Jimmy Savile and Juvenal
I mentioned in my last post that we had read a bit of Juvenal Satires 10 (Johnson's "The Vanity of Human Wishes") in our Cheltenham Festival gig. The whole idea of the Satire is to question what really matters in the world, and to ask how far standard human aspirations (power, wealth etc) are worth aspiring to. It now turns out that it was all a bit more relevant to our own times than we might have thought.
The section we concentrated on was about the very nasty henchman of the emperor Tiberius, Sejanus . . . it's here in Latin from line 56, and here in English.
Juvenal's "joke" is about the fall of Sejanus and the way his statue was pulled down when he was overturned -- a nice bronze work of art, destroyed by the revolutionary people, melted down and turned into frying pans and piss pots. As Llew said, Juvenal is great here, in mixing up the high and low language: the great epic statue and its language is turned into the language and vessels of the street (Sejanus becomes a matella or a sartago... a pot and a frying pan).

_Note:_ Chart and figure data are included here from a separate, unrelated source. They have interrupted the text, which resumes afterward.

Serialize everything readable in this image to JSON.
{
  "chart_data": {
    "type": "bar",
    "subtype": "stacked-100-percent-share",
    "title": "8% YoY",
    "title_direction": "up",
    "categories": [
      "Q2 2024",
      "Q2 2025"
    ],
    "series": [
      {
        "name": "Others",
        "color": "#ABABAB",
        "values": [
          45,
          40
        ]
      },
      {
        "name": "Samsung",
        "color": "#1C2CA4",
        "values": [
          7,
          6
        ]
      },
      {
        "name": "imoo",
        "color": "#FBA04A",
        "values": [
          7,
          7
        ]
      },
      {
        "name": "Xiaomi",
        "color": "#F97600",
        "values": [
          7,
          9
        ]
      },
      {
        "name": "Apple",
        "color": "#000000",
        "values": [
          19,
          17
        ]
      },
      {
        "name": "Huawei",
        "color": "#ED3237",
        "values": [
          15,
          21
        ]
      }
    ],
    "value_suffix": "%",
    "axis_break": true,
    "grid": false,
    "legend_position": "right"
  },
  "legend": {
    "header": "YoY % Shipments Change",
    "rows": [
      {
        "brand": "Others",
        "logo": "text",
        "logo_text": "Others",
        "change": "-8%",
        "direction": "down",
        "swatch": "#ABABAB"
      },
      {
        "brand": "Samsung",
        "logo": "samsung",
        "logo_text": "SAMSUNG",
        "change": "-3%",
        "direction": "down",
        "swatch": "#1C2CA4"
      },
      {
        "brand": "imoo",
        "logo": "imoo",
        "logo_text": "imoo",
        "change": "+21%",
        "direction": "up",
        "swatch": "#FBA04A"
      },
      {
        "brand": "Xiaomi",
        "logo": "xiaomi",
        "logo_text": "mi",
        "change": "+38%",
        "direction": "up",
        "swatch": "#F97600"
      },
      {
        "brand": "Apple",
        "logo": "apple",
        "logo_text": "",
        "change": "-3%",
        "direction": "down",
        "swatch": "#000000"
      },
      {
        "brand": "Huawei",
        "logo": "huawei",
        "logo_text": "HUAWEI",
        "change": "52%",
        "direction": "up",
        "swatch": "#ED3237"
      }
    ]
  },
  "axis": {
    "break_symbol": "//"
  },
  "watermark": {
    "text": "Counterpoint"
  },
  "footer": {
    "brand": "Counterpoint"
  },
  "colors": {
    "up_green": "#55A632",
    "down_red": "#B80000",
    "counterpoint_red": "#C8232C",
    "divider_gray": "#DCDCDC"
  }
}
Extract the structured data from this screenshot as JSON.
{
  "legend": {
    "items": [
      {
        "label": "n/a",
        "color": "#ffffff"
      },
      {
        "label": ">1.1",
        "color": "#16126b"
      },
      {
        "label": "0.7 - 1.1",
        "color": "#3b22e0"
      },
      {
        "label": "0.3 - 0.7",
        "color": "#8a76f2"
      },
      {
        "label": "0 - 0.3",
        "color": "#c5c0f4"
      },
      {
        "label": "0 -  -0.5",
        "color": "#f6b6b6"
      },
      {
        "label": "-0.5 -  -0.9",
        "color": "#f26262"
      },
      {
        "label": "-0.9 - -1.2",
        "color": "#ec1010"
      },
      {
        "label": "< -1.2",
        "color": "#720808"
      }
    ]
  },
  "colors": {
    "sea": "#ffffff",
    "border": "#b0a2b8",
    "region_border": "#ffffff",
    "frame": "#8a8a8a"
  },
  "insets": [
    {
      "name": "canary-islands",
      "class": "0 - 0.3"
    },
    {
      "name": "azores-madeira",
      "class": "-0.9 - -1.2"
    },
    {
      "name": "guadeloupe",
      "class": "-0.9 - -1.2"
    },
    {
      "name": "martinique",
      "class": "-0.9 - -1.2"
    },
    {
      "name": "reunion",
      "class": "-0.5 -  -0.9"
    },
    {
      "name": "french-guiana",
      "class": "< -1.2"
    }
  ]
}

But, as Llew also pointed out, Juvenal is being more complicated. Because, as Juvenal says in the poem, Sejanus whose statue was being gleefully pulled down, had been worshipped by the very people who were now destroying him (adoratum populo). So, in a way, Juvenal's joke is on us.. because "we" (that is the Roman people) were those who elevated the guy, with our misplaced adoration, in the first place.
And that is where it gets us with Savile. We are guilty of exactly what Juvenal points at: the very people who stupidly elevated him are now dragging him down.
Or more generously, I guess (and this is what underlies Juvenal's complaints), we are only able to see the guy as either black or white. We are now pulling down his statue. But isn't the problem about Savile that he seems (if we believe the reports) to have been both a horrible male abuser of power, and he also did all kinds of charity good. Yet we dont have a way of saying both bad and good. All we can do is lionize or excoriate.
To put it another way, what we are doing is some version of a Roman damnatio memoriae (expunging the record). That's removing the tombstone etc. Very Roman indeed,
Dont get me wrong, I am pretty revolted by Savile, but we are all complicit in this "repositioning". Shouldnt we look at why we wanted to make him a national treasure in the first place?